Even setting aside all of these problems, it is a notoriously difficult to design a stress test that anticipates the future. Depoliticized stress tests might do a reasonable job of seeing how today’s banks might have weathered the last financial crisis, but the next financial crisis will have its own unforeseen pressures.  The attributes that might enable banks to weather previous financial crises may not “work” so well in new circumstances.  For example, financial assets that once were viewed as unimpeachably liquid may not be so liquid in a future crisis, depending on the path the flames take.  The future is not always the recent past extrapolated.  

[Remember the cautionary tale of Citibank? Following the oil crisis of the early 1970s, the chair of CITI is reputed to have been comfortable with Citi’s  heavy concentration in  third world debt, since “countries never go bankrupt” (see Jeffrey Sachs, Developing Country Debt and the World Economy, Chicago: The University of Chicago Press, 1989).  Based on this wisdom, major US banks “debt pushed” to the third world, and by 1982 the exposure of the largest US banks to LDC debtors was 288% of capital (Sachs and Harry Huizinga, “U.S. Commercial Banks and the Developing-Country Debt Crisis.” Brookings Papers on Economic Activity, 1987.)  US banks were in a bad way once the third world debt crisis hit in full, and regulatory permissiveness played a key role in letting them limp through the 1980s (they were allowed to lend debtor countires money to pay their interest, and count this as current income). The banks survived, but the third world is still paying for the consequences.]

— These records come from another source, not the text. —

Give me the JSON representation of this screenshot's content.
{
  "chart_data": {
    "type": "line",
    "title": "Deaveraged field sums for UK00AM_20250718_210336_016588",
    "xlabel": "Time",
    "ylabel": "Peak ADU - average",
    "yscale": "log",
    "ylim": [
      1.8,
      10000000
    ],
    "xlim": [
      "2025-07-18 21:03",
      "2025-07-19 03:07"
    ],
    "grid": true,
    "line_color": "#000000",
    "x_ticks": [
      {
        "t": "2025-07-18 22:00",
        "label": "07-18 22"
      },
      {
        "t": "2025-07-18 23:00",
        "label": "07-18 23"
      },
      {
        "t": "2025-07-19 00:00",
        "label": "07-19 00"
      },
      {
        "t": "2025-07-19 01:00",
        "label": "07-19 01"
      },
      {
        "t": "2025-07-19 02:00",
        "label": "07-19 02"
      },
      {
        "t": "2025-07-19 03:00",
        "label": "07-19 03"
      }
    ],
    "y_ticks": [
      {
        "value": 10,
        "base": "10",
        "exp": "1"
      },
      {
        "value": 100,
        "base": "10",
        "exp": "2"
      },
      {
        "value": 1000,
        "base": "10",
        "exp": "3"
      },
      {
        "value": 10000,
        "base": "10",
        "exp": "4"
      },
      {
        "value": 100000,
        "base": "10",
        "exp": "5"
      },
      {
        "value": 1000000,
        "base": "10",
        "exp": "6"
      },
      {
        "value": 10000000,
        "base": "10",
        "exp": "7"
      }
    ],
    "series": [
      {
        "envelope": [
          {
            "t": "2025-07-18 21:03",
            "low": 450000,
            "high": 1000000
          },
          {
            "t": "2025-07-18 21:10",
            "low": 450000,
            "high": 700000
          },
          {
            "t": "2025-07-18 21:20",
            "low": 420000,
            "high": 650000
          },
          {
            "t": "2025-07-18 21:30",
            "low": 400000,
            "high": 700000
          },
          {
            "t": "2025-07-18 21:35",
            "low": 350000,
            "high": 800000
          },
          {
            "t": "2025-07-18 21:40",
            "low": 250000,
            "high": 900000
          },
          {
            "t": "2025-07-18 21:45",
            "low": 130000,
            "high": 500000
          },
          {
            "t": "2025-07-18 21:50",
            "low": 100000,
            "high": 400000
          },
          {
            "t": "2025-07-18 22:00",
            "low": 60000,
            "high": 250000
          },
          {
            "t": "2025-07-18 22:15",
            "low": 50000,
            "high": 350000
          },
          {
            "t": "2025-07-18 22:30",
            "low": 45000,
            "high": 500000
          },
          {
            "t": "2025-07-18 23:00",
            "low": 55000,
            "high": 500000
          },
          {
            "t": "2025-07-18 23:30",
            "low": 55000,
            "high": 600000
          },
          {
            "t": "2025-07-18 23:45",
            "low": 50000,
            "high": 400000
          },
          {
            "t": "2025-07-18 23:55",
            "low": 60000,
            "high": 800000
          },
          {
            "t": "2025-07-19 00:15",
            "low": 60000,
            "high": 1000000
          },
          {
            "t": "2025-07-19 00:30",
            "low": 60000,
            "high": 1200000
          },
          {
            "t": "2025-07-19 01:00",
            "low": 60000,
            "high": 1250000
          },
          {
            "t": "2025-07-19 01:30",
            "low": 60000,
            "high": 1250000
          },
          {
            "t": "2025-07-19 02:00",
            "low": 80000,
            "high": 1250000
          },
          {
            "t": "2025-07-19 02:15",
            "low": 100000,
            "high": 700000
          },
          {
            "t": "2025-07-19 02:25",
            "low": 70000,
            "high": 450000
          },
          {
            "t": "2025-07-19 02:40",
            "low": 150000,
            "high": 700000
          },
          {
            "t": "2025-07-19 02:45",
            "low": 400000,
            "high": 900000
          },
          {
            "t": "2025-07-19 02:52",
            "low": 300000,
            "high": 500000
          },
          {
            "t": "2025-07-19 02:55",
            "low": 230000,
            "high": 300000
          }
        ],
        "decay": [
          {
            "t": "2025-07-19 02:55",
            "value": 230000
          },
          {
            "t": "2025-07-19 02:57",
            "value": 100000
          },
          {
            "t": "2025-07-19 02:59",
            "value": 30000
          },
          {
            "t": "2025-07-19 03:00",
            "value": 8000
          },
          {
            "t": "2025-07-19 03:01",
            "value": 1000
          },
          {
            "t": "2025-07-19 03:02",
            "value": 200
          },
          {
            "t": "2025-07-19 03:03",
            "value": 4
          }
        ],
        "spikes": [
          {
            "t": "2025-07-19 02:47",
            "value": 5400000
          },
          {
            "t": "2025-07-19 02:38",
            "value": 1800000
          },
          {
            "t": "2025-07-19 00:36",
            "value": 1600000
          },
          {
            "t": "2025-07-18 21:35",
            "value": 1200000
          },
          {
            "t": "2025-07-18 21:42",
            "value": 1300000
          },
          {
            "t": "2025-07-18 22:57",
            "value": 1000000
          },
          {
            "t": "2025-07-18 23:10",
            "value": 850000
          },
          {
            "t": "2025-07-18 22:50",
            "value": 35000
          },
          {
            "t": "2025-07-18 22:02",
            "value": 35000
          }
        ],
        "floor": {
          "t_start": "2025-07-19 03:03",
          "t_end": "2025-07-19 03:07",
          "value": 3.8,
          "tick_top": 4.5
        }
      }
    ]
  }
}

Bank stress tests – and other market calming measures- smell of what they are: an attempt to mollify markets lest panic makes a regional fire into a systemic inferno.    Sometimes these reassurances work. Sometimes they don’t. 

The key is really to have the regulatory safeguards in place long before the ne’er-do-wells start playing with matches.  Not that some perfect set of rules could anticipate all loopholes and prevent all future financial crisis.  But we could do better than we are doing.  It is shocking to me that – despite the severity of this ongoing financial crisis- so many lessons have not been learned (more on that in another post.)  Case in point: the inability of the G20 to make meaningful progress on the problem of “Systemically Important Financial Institutions” during their recent meetings in South Korea (maybe that will be another post too).

Given that the aftermath of bank problems seems to be fiscal austerity for those that did nothing to create the financial mess, stringent financial regulation is an important defense against downloading financial problems unto regular folks. This is not just Europe’s problem. Canada is especially lacking in regulatory introspection these days, given that our officials never tire of bragging about Canadian banks’ performance in 2008.   Sometimes the most vulnerable among us are those that think that “it” can never happen to them.